Mukesh Ambani, the chairman of Reliance Industries Ltd., has recently committed $10 billion to clean power and fuel, making it his “most challenging” mission yet.
In June 2021, Ambani upped his green wager sevenfold after India made a bold pledge to switch to non-fossil-fuel sources for half of its energy needs by the end of the decade. However, despite Reliance Industries’ recent growth spurt across business lines and strong financial performance, the conglomerate’s green technologies are not getting much attention from investors, who remain unconvinced or nervous about the ambitious plan.
Reliance Industries’ flagship Reliance Industries Ltd. is currently facing challenges in the stock market, with its shares valued at 24 times profit, sharply lower than the price-to-earnings multiple of 37 in 2020. This is in contrast to Ambani’s previous successful fundraising efforts from Facebook Inc., Alphabet Inc., and Silver Lake Partners for his digital and retail ventures, which made his balance-sheet shockproof against the impact of Covid-19. Despite the positive financial performance of Reliance Industries, green technologies, which are the centerpiece of Ambani’s strategy, are not receiving much attention from investors.
One reason for the skepticism from investors is the uncertainty surrounding the feasibility and potential impact of Reliance Industries’ green energy plan. Ambani’s goal is to make blue hydrogen from syngas, a combination of hydrogen and carbon monoxide, at a competitively priced $1.2 to $1.5 per kilogram. However, large-scale production of green hydrogen by using renewable energy to split water molecules, and realizing Ambani’s vision of “1:1:1,” a price of $1 for a kilo over a decade, looks challenging. Currently, green hydrogen costs between $6 and $7 globally, rendering it uncompetitive as an industrial feedstock and fuel against both gray and blue variants. The only way it may become competitive is with rising carbon prices in Europe, and even then, it may only be by 2035, according to the CRU Group, a commodity research firm.
Despite the challenges, Reliance Industries is pushing forward with its green energy plan. The conglomerate aims to achieve 100 gigawatts of solar-power installations by 2030, a significant portion of India’s overall goal of 450 gigawatts, which is a sevenfold increase from last year.
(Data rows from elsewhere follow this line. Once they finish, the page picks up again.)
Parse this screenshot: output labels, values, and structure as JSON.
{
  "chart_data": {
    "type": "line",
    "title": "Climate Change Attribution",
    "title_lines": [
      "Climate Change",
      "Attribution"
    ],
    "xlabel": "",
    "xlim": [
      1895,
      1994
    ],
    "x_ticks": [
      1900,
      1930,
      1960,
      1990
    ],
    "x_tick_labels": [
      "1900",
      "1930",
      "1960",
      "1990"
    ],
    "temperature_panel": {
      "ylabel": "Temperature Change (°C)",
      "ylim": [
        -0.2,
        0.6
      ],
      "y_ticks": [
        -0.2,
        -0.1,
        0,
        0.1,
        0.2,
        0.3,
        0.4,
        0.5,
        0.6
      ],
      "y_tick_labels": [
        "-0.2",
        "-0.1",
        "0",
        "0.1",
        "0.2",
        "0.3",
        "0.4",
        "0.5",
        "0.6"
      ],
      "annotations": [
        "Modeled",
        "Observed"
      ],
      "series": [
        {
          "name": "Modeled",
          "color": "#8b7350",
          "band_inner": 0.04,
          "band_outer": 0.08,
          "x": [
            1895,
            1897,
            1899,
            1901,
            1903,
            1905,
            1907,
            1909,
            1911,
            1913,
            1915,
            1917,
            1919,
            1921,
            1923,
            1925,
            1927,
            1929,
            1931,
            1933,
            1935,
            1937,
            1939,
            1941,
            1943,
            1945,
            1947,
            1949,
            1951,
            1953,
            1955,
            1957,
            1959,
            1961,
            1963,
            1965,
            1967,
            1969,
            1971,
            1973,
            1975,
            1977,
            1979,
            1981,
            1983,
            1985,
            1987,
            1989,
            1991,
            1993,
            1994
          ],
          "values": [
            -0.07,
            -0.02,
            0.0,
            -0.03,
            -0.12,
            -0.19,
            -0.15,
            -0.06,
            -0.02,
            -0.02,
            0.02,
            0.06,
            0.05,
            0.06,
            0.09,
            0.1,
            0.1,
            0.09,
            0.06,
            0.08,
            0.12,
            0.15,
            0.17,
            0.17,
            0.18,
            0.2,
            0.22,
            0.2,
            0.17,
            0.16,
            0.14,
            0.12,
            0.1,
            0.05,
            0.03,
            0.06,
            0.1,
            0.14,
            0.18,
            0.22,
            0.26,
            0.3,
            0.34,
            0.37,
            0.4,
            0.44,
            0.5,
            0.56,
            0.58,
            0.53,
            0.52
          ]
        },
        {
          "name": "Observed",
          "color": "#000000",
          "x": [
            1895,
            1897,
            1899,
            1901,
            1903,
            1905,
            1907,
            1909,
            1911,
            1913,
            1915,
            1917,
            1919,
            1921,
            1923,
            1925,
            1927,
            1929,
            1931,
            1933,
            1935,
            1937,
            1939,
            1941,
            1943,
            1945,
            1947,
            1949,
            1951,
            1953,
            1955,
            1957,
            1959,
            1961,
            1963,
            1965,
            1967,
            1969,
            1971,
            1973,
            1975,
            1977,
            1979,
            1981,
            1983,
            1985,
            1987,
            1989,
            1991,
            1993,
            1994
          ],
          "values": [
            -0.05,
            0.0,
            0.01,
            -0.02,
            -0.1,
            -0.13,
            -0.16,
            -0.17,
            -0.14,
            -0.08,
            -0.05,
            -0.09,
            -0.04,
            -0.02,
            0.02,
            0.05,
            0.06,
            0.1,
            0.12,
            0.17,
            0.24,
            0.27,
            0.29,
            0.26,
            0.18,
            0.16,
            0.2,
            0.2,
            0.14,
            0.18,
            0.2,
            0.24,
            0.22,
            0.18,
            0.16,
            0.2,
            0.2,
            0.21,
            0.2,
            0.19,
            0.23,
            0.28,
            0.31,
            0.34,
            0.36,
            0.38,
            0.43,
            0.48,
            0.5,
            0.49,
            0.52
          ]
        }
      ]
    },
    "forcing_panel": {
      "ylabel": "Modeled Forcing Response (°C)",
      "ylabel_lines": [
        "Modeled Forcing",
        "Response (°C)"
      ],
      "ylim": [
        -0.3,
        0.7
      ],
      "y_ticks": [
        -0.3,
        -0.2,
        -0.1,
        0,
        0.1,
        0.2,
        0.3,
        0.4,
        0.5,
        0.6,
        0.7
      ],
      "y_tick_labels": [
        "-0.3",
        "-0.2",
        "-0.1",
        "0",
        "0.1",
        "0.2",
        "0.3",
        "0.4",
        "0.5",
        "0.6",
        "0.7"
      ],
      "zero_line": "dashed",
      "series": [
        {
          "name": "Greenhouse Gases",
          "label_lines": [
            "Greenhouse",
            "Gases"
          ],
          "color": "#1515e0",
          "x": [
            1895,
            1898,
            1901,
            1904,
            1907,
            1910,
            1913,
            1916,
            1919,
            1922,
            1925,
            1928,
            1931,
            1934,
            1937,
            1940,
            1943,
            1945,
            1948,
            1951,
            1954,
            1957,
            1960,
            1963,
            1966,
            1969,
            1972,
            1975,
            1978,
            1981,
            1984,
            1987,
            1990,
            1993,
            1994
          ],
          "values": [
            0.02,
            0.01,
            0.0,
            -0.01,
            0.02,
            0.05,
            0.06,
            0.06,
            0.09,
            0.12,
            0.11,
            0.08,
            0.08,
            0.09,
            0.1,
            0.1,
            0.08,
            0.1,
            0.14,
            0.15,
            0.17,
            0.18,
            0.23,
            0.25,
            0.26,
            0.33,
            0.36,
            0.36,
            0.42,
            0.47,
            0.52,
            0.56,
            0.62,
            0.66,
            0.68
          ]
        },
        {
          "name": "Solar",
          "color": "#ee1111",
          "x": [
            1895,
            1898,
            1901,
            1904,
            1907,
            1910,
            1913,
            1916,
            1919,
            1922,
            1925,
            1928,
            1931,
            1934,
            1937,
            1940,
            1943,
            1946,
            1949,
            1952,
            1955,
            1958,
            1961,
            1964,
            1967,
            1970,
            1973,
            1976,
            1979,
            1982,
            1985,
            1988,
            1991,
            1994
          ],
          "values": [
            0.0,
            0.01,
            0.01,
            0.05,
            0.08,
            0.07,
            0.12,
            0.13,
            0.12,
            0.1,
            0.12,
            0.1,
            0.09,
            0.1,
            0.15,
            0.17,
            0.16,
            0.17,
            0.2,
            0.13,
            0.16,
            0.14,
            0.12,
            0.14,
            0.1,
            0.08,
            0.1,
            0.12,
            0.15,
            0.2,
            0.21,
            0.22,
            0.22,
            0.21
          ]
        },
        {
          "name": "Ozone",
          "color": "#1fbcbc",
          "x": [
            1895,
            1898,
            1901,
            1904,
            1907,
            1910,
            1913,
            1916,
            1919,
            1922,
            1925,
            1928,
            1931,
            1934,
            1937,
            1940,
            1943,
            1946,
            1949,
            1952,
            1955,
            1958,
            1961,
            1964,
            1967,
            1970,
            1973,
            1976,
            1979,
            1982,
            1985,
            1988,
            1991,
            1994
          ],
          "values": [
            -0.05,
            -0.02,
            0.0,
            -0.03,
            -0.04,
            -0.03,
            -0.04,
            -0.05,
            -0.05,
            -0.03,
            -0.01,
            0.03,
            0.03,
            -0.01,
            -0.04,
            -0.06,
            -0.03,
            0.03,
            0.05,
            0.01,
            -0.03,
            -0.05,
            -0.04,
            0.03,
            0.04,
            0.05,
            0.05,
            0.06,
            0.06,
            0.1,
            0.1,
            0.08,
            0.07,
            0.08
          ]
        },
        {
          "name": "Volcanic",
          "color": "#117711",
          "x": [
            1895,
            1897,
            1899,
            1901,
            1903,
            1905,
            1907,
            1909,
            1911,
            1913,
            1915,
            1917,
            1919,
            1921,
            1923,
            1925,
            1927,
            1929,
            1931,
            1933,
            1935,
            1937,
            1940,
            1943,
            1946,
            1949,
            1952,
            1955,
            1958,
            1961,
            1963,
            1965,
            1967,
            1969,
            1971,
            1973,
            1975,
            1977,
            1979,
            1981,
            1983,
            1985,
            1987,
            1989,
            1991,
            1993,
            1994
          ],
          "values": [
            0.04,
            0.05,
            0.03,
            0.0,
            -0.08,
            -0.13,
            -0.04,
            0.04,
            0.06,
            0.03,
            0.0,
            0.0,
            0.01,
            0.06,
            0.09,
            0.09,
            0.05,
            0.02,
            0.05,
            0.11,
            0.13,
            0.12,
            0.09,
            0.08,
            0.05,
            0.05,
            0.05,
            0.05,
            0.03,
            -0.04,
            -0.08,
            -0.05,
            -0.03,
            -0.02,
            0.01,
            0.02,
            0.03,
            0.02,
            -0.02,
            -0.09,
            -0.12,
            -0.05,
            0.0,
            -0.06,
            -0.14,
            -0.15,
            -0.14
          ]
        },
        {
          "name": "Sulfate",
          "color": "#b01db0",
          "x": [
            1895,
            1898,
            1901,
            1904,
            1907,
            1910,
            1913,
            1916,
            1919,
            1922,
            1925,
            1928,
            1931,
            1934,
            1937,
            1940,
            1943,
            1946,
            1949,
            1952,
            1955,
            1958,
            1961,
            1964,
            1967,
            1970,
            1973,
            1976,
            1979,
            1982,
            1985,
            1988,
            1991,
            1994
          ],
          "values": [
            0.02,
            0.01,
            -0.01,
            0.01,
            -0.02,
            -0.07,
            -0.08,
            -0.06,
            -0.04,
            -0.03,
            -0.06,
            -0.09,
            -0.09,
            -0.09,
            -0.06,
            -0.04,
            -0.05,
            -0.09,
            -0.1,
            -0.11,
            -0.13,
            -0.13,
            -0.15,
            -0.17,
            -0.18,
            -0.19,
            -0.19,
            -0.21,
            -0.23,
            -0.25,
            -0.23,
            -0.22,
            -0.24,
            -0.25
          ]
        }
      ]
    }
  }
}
Additionally, Reliance Industries is investing in electrolyzer manufacturing, fuel cells, and energy storage, including sodium-ion technology that could be cheaper than lithium-ion batteries used in electric vehicles. Reliance Industries sees green energy as a new and relatively untapped industry globally, which has great potential.
However, the transition to green energy in a largely fossil-fuel-powered economy of 1.4 billion people like India is not without its challenges. While the Indian government is supportive of the transition, it will require significant investments in infrastructure, technology, and regulatory frameworks to achieve the ambitious goal of switching to non-fossil-fuel sources for half of the country’s energy needs by the end of the decade.